It emerged on Thursday that British regulators are probing the chief executive of Barclays –one the country’s largest banks – over his relationship with the disgraced millionaire Jeffrey Epstein, who has been accused of trafficking hundreds of young women and underage girls for sex.
Sputnik

Barclays, the venerable British bank, saw its shares fall more than 2 percent on Thursday on the news that its boss Jes Staley is being investigated.

It has been confirmed that the Financial Conduct Authority, a regulatory body independent from the government, and the Prudential Regulation Authority, a part of Bank of England, opened an inquiry into Staley’s ties with Jeffrey Epstein in December.

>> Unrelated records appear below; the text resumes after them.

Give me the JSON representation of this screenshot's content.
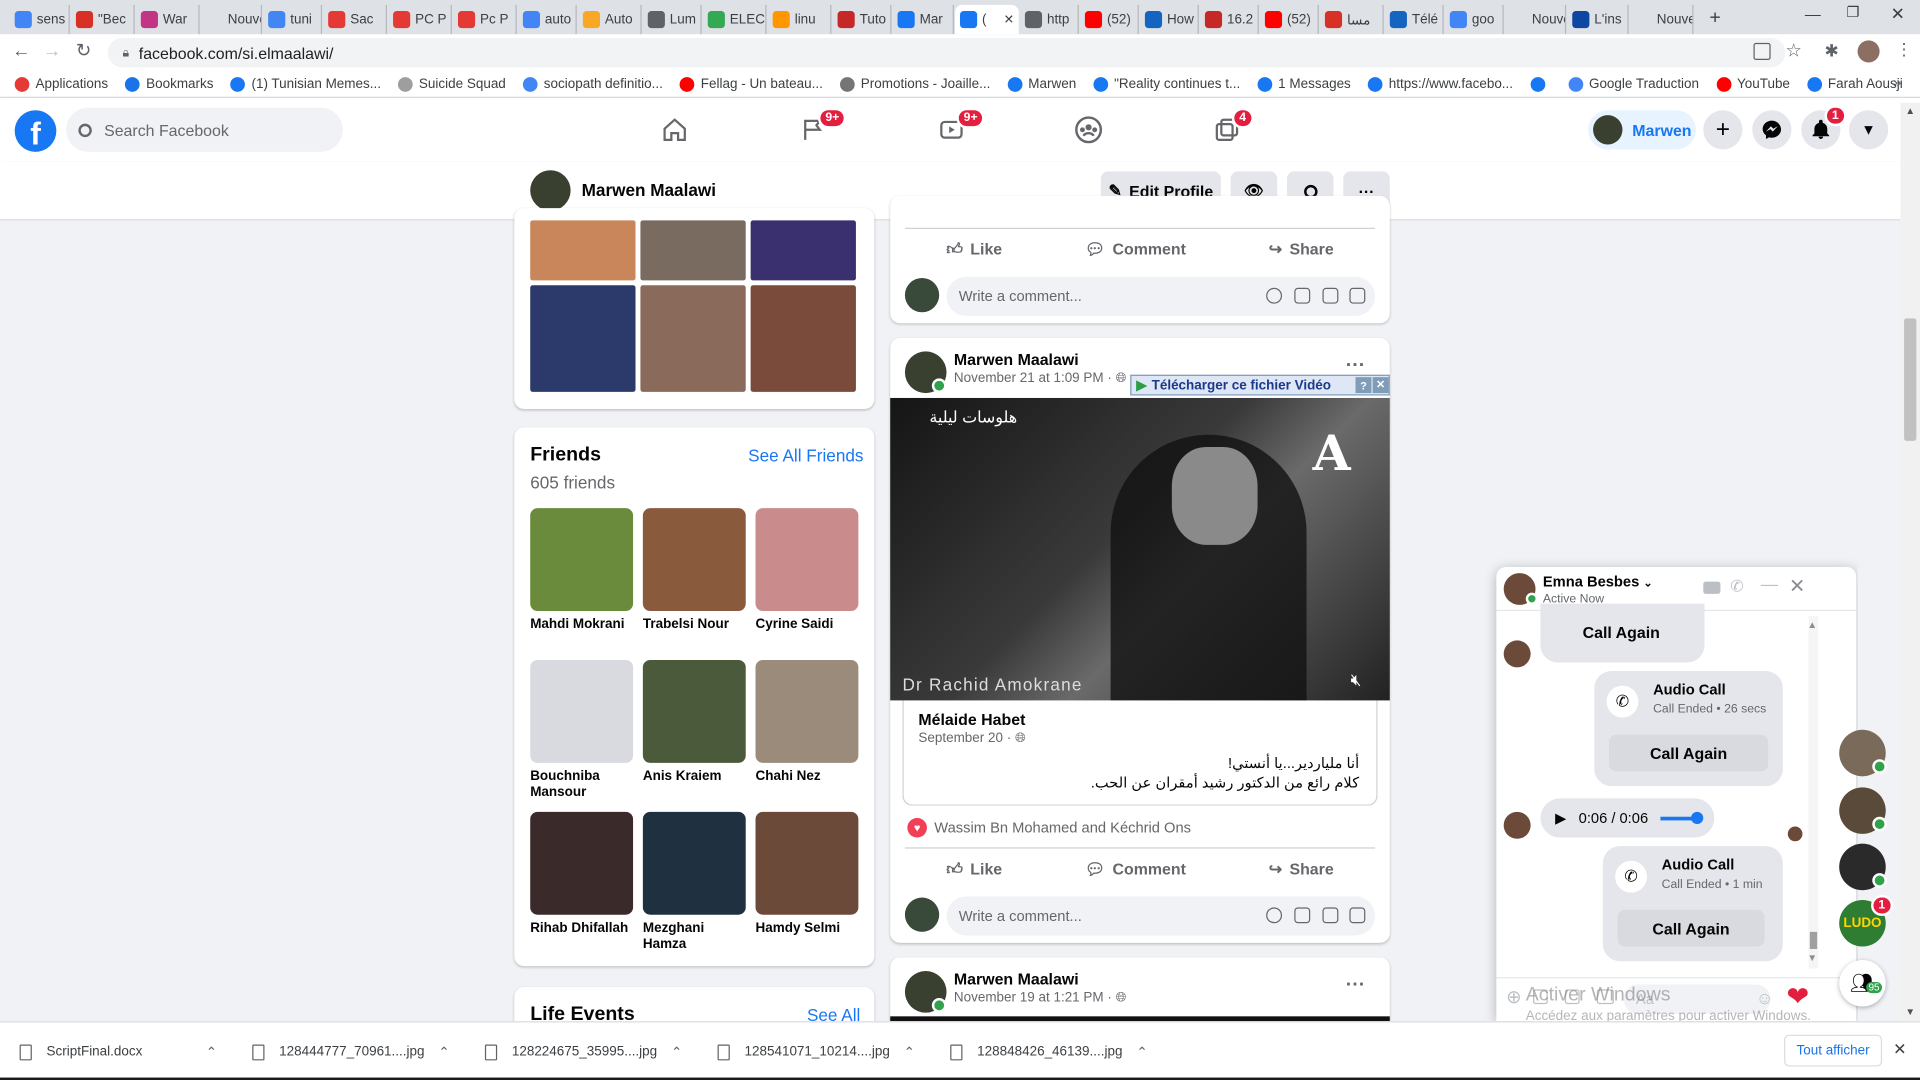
{
  "browser": {
    "tabs": [
      {
        "label": "sens",
        "icon": "google-icon",
        "color": "#4285f4"
      },
      {
        "label": "\"Bec",
        "icon": "heart-icon",
        "color": "#d93025"
      },
      {
        "label": "War",
        "icon": "instagram-icon",
        "color": "#c13584"
      },
      {
        "label": "Nouvel o",
        "icon": "none",
        "color": "#dee1e6"
      },
      {
        "label": "tuni",
        "icon": "google-icon",
        "color": "#4285f4"
      },
      {
        "label": "Sac",
        "icon": "avito-icon",
        "color": "#e53935"
      },
      {
        "label": "PC P",
        "icon": "avito-icon",
        "color": "#e53935"
      },
      {
        "label": "Pc P",
        "icon": "avito-icon",
        "color": "#e53935"
      },
      {
        "label": "auto",
        "icon": "google-icon",
        "color": "#4285f4"
      },
      {
        "label": "Auto",
        "icon": "chart-icon",
        "color": "#f9a825"
      },
      {
        "label": "Lum",
        "icon": "globe-icon",
        "color": "#5f6368"
      },
      {
        "label": "ELEC",
        "icon": "maps-icon",
        "color": "#34a853"
      },
      {
        "label": "linu",
        "icon": "page-icon",
        "color": "#ff9800"
      },
      {
        "label": "Tuto",
        "icon": "page-icon",
        "color": "#c62828"
      },
      {
        "label": "Mar",
        "icon": "facebook-icon",
        "color": "#1877f2"
      },
      {
        "label": "(",
        "icon": "facebook-icon",
        "color": "#1877f2"
      },
      {
        "label": "http",
        "icon": "globe-icon",
        "color": "#5f6368"
      },
      {
        "label": "(52)",
        "icon": "youtube-icon",
        "color": "#ff0000"
      },
      {
        "label": "How",
        "icon": "globe-icon",
        "color": "#1565c0"
      },
      {
        "label": "16.2",
        "icon": "cloud-icon",
        "color": "#c62828"
      },
      {
        "label": "(52)",
        "icon": "youtube-icon",
        "color": "#ff0000"
      },
      {
        "label": "مسا",
        "icon": "mail-icon",
        "color": "#d93025"
      },
      {
        "label": "Télé",
        "icon": "download-icon",
        "color": "#1565c0"
      },
      {
        "label": "goo",
        "icon": "google-icon",
        "color": "#4285f4"
      },
      {
        "label": "Nouvel o",
        "icon": "none",
        "color": "#dee1e6"
      },
      {
        "label": "L'ins",
        "icon": "globe-icon",
        "color": "#0d47a1"
      },
      {
        "label": "Nouvel o",
        "icon": "none",
        "color": "#dee1e6"
      }
    ],
    "url": "facebook.com/si.elmaalawi/",
    "bookmarks": [
      {
        "label": "Applications",
        "color": "#e53935"
      },
      {
        "label": "Bookmarks",
        "color": "#1a73e8"
      },
      {
        "label": "(1) Tunisian Memes...",
        "color": "#1877f2"
      },
      {
        "label": "Suicide Squad",
        "color": "#9e9e9e"
      },
      {
        "label": "sociopath definitio...",
        "color": "#4285f4"
      },
      {
        "label": "Fellag - Un bateau...",
        "color": "#ff0000"
      },
      {
        "label": "Promotions - Joaille...",
        "color": "#757575"
      },
      {
        "label": "Marwen",
        "color": "#1877f2"
      },
      {
        "label": "\"Reality continues t...",
        "color": "#1877f2"
      },
      {
        "label": "1 Messages",
        "color": "#1877f2"
      },
      {
        "label": "https://www.facebo...",
        "color": "#1877f2"
      },
      {
        "label": "",
        "color": "#1877f2"
      },
      {
        "label": "Google Traduction",
        "color": "#4285f4"
      },
      {
        "label": "YouTube",
        "color": "#ff0000"
      },
      {
        "label": "Farah Aousji",
        "color": "#1877f2"
      }
    ]
  },
  "header": {
    "search_placeholder": "Search Facebook",
    "badges": {
      "pages": "9+",
      "watch": "9+",
      "gaming": "4",
      "notifications": "1"
    },
    "profile_name": "Marwen"
  },
  "profile_bar": {
    "name": "Marwen Maalawi",
    "edit_label": "Edit Profile"
  },
  "friends": {
    "title": "Friends",
    "see_all": "See All Friends",
    "count": "605 friends",
    "list": [
      {
        "name": "Mahdi Mokrani",
        "color": "#6a8b3c"
      },
      {
        "name": "Trabelsi Nour",
        "color": "#8a5a3c"
      },
      {
        "name": "Cyrine Saidi",
        "color": "#c98b8b"
      },
      {
        "name": "Bouchniba Mansour",
        "color": "#d8dadf"
      },
      {
        "name": "Anis Kraiem",
        "color": "#4a5a3a"
      },
      {
        "name": "Chahi Nez",
        "color": "#9a8b7a"
      },
      {
        "name": "Rihab Dhifallah",
        "color": "#3a2a2a"
      },
      {
        "name": "Mezghani Hamza",
        "color": "#1f3040"
      },
      {
        "name": "Hamdy Selmi",
        "color": "#6b4a3a"
      }
    ]
  },
  "life_events": {
    "title": "Life Events",
    "see_all": "See All"
  },
  "actions": {
    "like": "Like",
    "comment": "Comment",
    "share": "Share",
    "write_comment": "Write a comment..."
  },
  "post1": {
    "author": "Marwen Maalawi",
    "date": "November 21 at 1:09 PM · ",
    "download_overlay": "Télécharger ce fichier Vidéo",
    "video_caption_ar": "هلوسات ليلية",
    "video_name": "Dr  Rachid Amokrane",
    "shared_author": "Mélaide Habet",
    "shared_date": "September 20 · ",
    "shared_line1": "أنا ملياردير...يا أنستي!",
    "shared_line2": "كلام رائع من  الدكتور رشيد أمقران عن الحب.",
    "reactions": "Wassim Bn Mohamed and Kéchrid Ons"
  },
  "post2": {
    "author": "Marwen Maalawi",
    "date": "November 19 at 1:21 PM · "
  },
  "messenger": {
    "name": "Emna Besbes",
    "status": "Active Now",
    "call_again": "Call Again",
    "call1_title": "Audio Call",
    "call1_sub": "Call Ended • 26 secs",
    "audio_time": "0:06 / 0:06",
    "call2_title": "Audio Call",
    "call2_sub": "Call Ended • 1 min"
  },
  "windows_watermark": {
    "line1": "Activer Windows",
    "line2": "Accédez aux paramètres pour activer Windows."
  },
  "contacts_badges": {
    "game": "1",
    "group_count": "95"
  },
  "downloads": {
    "items": [
      "ScriptFinal.docx",
      "128444777_70961....jpg",
      "128224675_35995....jpg",
      "128541071_10214....jpg",
      "128848426_46139....jpg"
    ],
    "show_all": "Tout afficher"
  }
}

Staley, a US citizen, began working at Barclays in December 2015. Prior to that he had brief stints at hedge fund BlueMountain Capital and financial services firm UBS, and worked at investment bank JPMorgan Chase for 34 years.

The investigation began after the British regulators received a cache of emails between Staley and Epstein from JPMorgan, provided by their US counterparts. They would not comment on the content of those exchanges, but The Financial Times reports, citing sources with knowledge of the matter, that they were friendlier than claimed by Staley.

How long have they known each other?

The 63-year-old Barclays CEO said on Thursday that he first met Epstein in 2000, after taking over as the head of JPMorgan’s private banking arm where Jeffrey Epstein was already a client.

Epstein praised Staley in person in an interview to journalist David Bank on his private Caribbean island in 2003. “JPMorgan [are] probably the best private bankers in the world,” he said at the time. “The head of private banking you should talk to — Jes Staley.”

Their relations did not end when Epstein was convicted in Florida of soliciting an underage girl for prostitution in 2008. Epstein negotiated a deal with state prosecutors that allowed him to put a halt to a federal investigation into allegations of sexually abusing dozens of teenage girls. He went on to serve 13 months in jail and registered as a sex offender.

Epstein was granted work release as part of his deal, and Staley visited him in Florida in 2008 while he was serving his sentence, according to a New York Times report last year.

The newspaper also said that JPMorgan had flagged Epstein as a problematic client several times after a review of clients that might damage its reputation; that recommendation, however, was overruled, and the bank only dropped Epstein in 2013.

Despite his conviction, Epstein kept in touch with Staley even after the latter left JP Morgan. Staley even sailed his own yacht, with wife Debbie on board, to Epstein’s island in the US Virgin Islands in April 2015. The Barclays boss said it was one of the last times he had spoken to the disgraced financier.

The relationship with Epstein, who died by reported suicide in Manhattan prison last August, “began to taper off as I left JPM and contact became much less frequent in 2013, 2014,” before ending in 2015, Staley recounted on Thursday.

Staley maintains innocence, Bacrlays on his side

He insists he has always been fully honest with Barclays about his dealings with Epstein. “And indeed it’s clear in my own mind that going all the way back to 2015 when I joined Barclays, I have been very transparent with the bank and very open and willing to discuss the relationship that I had with him.”

“Obviously I thought I knew him well, and I didn’t. And for sure with hindsight of what we all know now, I deeply regret having had any relationship with Jeffrey Epstein.”

The investigation into the banker began just a month after Barclays withdrew from Prince Andrew’s Pitch@Palace business mentoring project. At least one of Epstein’s alleged victims has claimed that she was forced to have sex with the Prince when she was a minor. The royal stepped down from public duties but denied the accusations.

American prosecutors have said that Andrew appears unwilling to cooperate. No probe has been launched into Epstein and his accomplices in Britain so far, although the Met Police has signalled it could re-open a previously dropped pre-investigation.

Barclays said that Staley retains the “full confidence” of its board.